There are lots of numbers to know when it comes to your finances. One of the most important? Your credit score. But what exactly makes this magic number so…magic? Read on to get the inside scoop on this financial figure.
What is your credit score?
Whenever people talk about your credit score, they’re talking about a three-digit number ranging from 300 (not so good) to 850 (very, very good) that shows how well you manage credit—and helps lenders determine whether they’re willing to lend you money (and how much). Think of your score like a grade: it’s based on a few calculations and the higher, the better.
Where credit info is gathered
“There are three different agencies your information gets reported to: Equifax, Experian and TransUnion,” says Vanessa Owens, Community Mortgage Sales Manager at TD.
“When you’re applying to obtain credit, lenders look at what your bank and credit card companies report to those agencies. This gives them a better understanding of your behavior and helps them see if you’ve been paying on time,” says Owens.
And while there are a few types of credit scores out there, you shouldn’t get too hung up on trying to differentiate between them. Practicing good financial habits will keep all your scores in a good place.
Getting a "good" credit score
“Most lenders use what’s called the FICO score, which ranges from 300 to 850," says Owens. "And a good credit score typically falls in the range of 670 to 739.” FICO stands for the Fair Isaac Corporation and involves the use of specific algorithms to determine your credit risk.

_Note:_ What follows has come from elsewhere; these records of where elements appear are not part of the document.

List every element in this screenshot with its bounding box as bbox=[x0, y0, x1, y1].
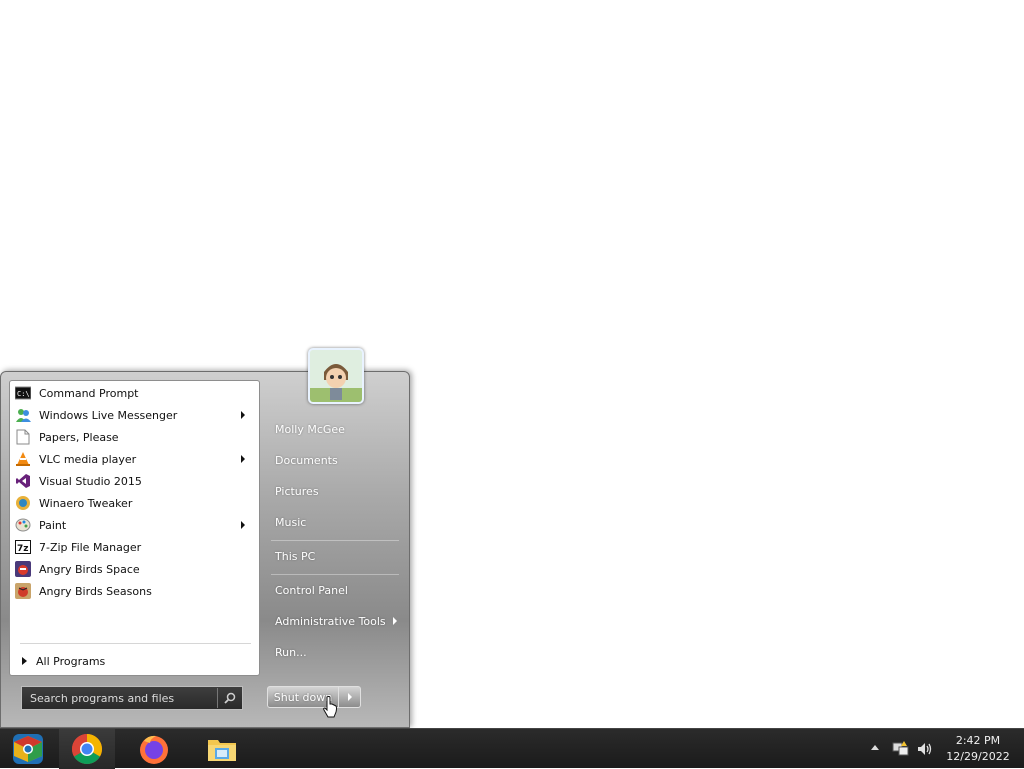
vlc-cone-icon bbox=[15, 451, 31, 467]
right-item-documents[interactable]: Documents bbox=[267, 449, 403, 471]
clock-date: 12/29/2022 bbox=[946, 750, 1010, 763]
program-angry-birds-space[interactable]: Angry Birds Space bbox=[12, 558, 257, 580]
submenu-arrow-icon bbox=[393, 617, 397, 625]
taskbar-file-explorer[interactable] bbox=[194, 729, 250, 769]
user-avatar[interactable] bbox=[308, 348, 364, 404]
all-programs-button[interactable]: All Programs bbox=[20, 652, 105, 670]
right-item-label: Administrative Tools bbox=[275, 614, 386, 628]
submenu-arrow-icon bbox=[241, 455, 245, 463]
program-label: Angry Birds Space bbox=[39, 562, 140, 576]
right-item-this-pc[interactable]: This PC bbox=[267, 545, 403, 567]
right-item-label: This PC bbox=[275, 549, 316, 563]
separator bbox=[271, 540, 399, 541]
submenu-arrow-icon bbox=[241, 411, 245, 419]
program-label: 7-Zip File Manager bbox=[39, 540, 142, 554]
submenu-arrow-icon bbox=[241, 521, 245, 529]
taskbar: 2:42 PM 12/29/2022 bbox=[0, 728, 1024, 769]
angry-birds-seasons-icon bbox=[15, 583, 31, 599]
program-vlc[interactable]: VLC media player bbox=[12, 448, 257, 470]
program-angry-birds-seasons[interactable]: Angry Birds Seasons bbox=[12, 580, 257, 602]
separator bbox=[271, 574, 399, 575]
right-item-label: Music bbox=[275, 515, 307, 529]
program-visual-studio[interactable]: Visual Studio 2015 bbox=[12, 470, 257, 492]
program-label: Visual Studio 2015 bbox=[39, 474, 142, 488]
clock[interactable]: 2:42 PM 12/29/2022 bbox=[940, 733, 1016, 765]
program-label: Windows Live Messenger bbox=[39, 408, 178, 422]
program-label: VLC media player bbox=[39, 452, 137, 466]
program-command-prompt[interactable]: C:\ Command Prompt bbox=[12, 382, 257, 404]
right-item-label: Control Panel bbox=[275, 583, 348, 597]
right-item-label: Molly McGee bbox=[275, 422, 345, 436]
firefox-icon bbox=[140, 735, 168, 764]
shutdown-options-button[interactable] bbox=[339, 686, 361, 708]
right-item-label: Pictures bbox=[275, 484, 319, 498]
expand-arrow-icon bbox=[22, 657, 27, 665]
right-item-label: Documents bbox=[275, 453, 338, 467]
user-picture-icon bbox=[310, 350, 362, 402]
winaero-icon bbox=[15, 495, 31, 511]
right-item-administrative-tools[interactable]: Administrative Tools bbox=[267, 610, 403, 632]
right-item-control-panel[interactable]: Control Panel bbox=[267, 579, 403, 601]
program-label: Paint bbox=[39, 518, 67, 532]
right-item-music[interactable]: Music bbox=[267, 511, 403, 533]
right-item-pictures[interactable]: Pictures bbox=[267, 480, 403, 502]
chevron-right-icon bbox=[347, 693, 352, 701]
program-label: Command Prompt bbox=[39, 386, 139, 400]
svg-text:7z: 7z bbox=[17, 544, 29, 554]
document-icon bbox=[15, 429, 31, 445]
chrome-icon bbox=[71, 734, 103, 765]
file-explorer-icon bbox=[208, 740, 236, 761]
angry-birds-space-icon bbox=[15, 561, 31, 577]
search-input[interactable] bbox=[22, 688, 217, 708]
search-icon[interactable] bbox=[217, 688, 242, 708]
start-orb-icon bbox=[13, 734, 43, 764]
7zip-icon: 7z bbox=[15, 539, 31, 555]
start-button[interactable] bbox=[0, 729, 56, 769]
taskbar-firefox[interactable] bbox=[126, 729, 182, 769]
program-windows-live-messenger[interactable]: Windows Live Messenger bbox=[12, 404, 257, 426]
volume-icon[interactable] bbox=[916, 740, 934, 758]
search-box[interactable] bbox=[21, 686, 243, 710]
program-papers-please[interactable]: Papers, Please bbox=[12, 426, 257, 448]
show-hidden-icons-chevron-icon[interactable] bbox=[871, 745, 879, 750]
svg-text:C:\: C:\ bbox=[17, 390, 30, 398]
right-item-user[interactable]: Molly McGee bbox=[267, 418, 403, 440]
all-programs-label: All Programs bbox=[36, 654, 106, 668]
program-label: Angry Birds Seasons bbox=[39, 584, 152, 598]
start-menu: C:\ Command Prompt Windows Live Messenge… bbox=[0, 348, 410, 728]
program-paint[interactable]: Paint bbox=[12, 514, 257, 536]
hand-cursor-icon bbox=[323, 696, 337, 718]
program-7zip[interactable]: 7z 7-Zip File Manager bbox=[12, 536, 257, 558]
network-icon[interactable] bbox=[892, 740, 910, 758]
paint-palette-icon bbox=[15, 517, 31, 533]
command-prompt-icon: C:\ bbox=[15, 385, 31, 401]
program-label: Papers, Please bbox=[39, 430, 119, 444]
visual-studio-icon bbox=[15, 473, 31, 489]
right-item-label: Run... bbox=[275, 645, 307, 659]
program-label: Winaero Tweaker bbox=[39, 496, 133, 510]
separator bbox=[20, 643, 251, 644]
program-winaero-tweaker[interactable]: Winaero Tweaker bbox=[12, 492, 257, 514]
messenger-icon bbox=[15, 407, 31, 423]
programs-pane: C:\ Command Prompt Windows Live Messenge… bbox=[9, 380, 260, 676]
taskbar-chrome[interactable] bbox=[59, 729, 115, 769]
clock-time: 2:42 PM bbox=[955, 734, 1001, 747]
right-item-run[interactable]: Run... bbox=[267, 641, 403, 663]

So, why should you aim for this “good” range, anyway? Short answer: better opportunities. A low credit score (typically below 670) can come with some challenges, like higher interest rates for loans and credit cards. Sometimes, it’s even difficult to secure insurance, school loans, a place to rent and utilities with a low score.
But if your score isn’t where you want it to be just yet, no need to panic. “While anything below 670 is not considered a great score, that does not mean you’re unable to attain financing,” says Owens. And, just like a school grade, you can always work to get those numbers up.
How your credit score is calculated
Knowing the ideal score is a great start but knowing how to get there's even better. “There are five things that impact your score,” says Owens.
- Payment history: Paying bills on time influences about 35% of your score.
- Credit history: Keep old accounts open to show you’ve had established credit for a while.
- Credit usage (credit utilization): Aim to use less than 30% of your available credit.
- Mix of credit: Managing different kinds of credit shows responsibility.
- New credit: Avoid applying for several types of credit at once. Each inquiry can knock several points off your score, and applying for too much in a short period of time can make you seem like a risky borrower.
Another good reminder: keep an eye out for credit dings. Owens says, “A lot of people don’t understand that applying for loans actually causes a hard hit to your credit score.” Things like credit inquiries and loan applications can put a ding in your score if you’re not careful. Plus, try not to rack up those credit card charges, and keep your spending in check. This can all help improve your credit score in the long run.
Ways to check your score
“If you have a creditor, you should check with them first because a lot of them are now providing free credit scoring,” according to Owens. So, you might be able to find your score on your credit card statement or online account. And if you’re in the US, you’re entitled to one free credit report every year and can request this at annualcreditreport.com. You can also purchase your scores from one of the three main agencies mentioned earlier or opt for third-party services. Worried checking your score will lower it? Don’t be. Despite what you may hear, if you check your score on your own, this is only considered a “soft inquiry,” which will not affect your credit.
Here’s another credit score factoid to bust out at dinner parties: Your credit score might be different across those three main agencies. It’s totally normal—kind of like different teachers in junior high having different grading rubrics. Both short-term behaviors (think opening a new account or paying your balance for the month of June) and long-term behaviors (like simply having a credit line open for many years) impact your score.
Lenders also decide which info to report to which agencies, so this contributes to those minor differences as well. Don’t worry if your score fluctuates a bit or seems a bit inconsistent over time—that’s likely normal, too. But, if you see anything that looks off, make sure you check into it right away.
Understanding your credit report
While the word “report” may bring you back to your school days, there’s nothing to stress about (and no tests to take). Your credit report includes personal information, credit history and recent inquiries. Most importantly, it’s used to help determine your credit score. So, checking it regularly can give even more insight on where you stand.
Credit scores aren’t as mysterious as they might seem. Once you pull back the curtain, you’ll learn how they work and discover what you can do to improve your score (or keep it in a good place). Understanding your personal situation and taking action is where the true magic lies. Lower interest rates, the potential to save money, more rental opportunities, higher credit limits—putting in the work is worth it for the big reveal.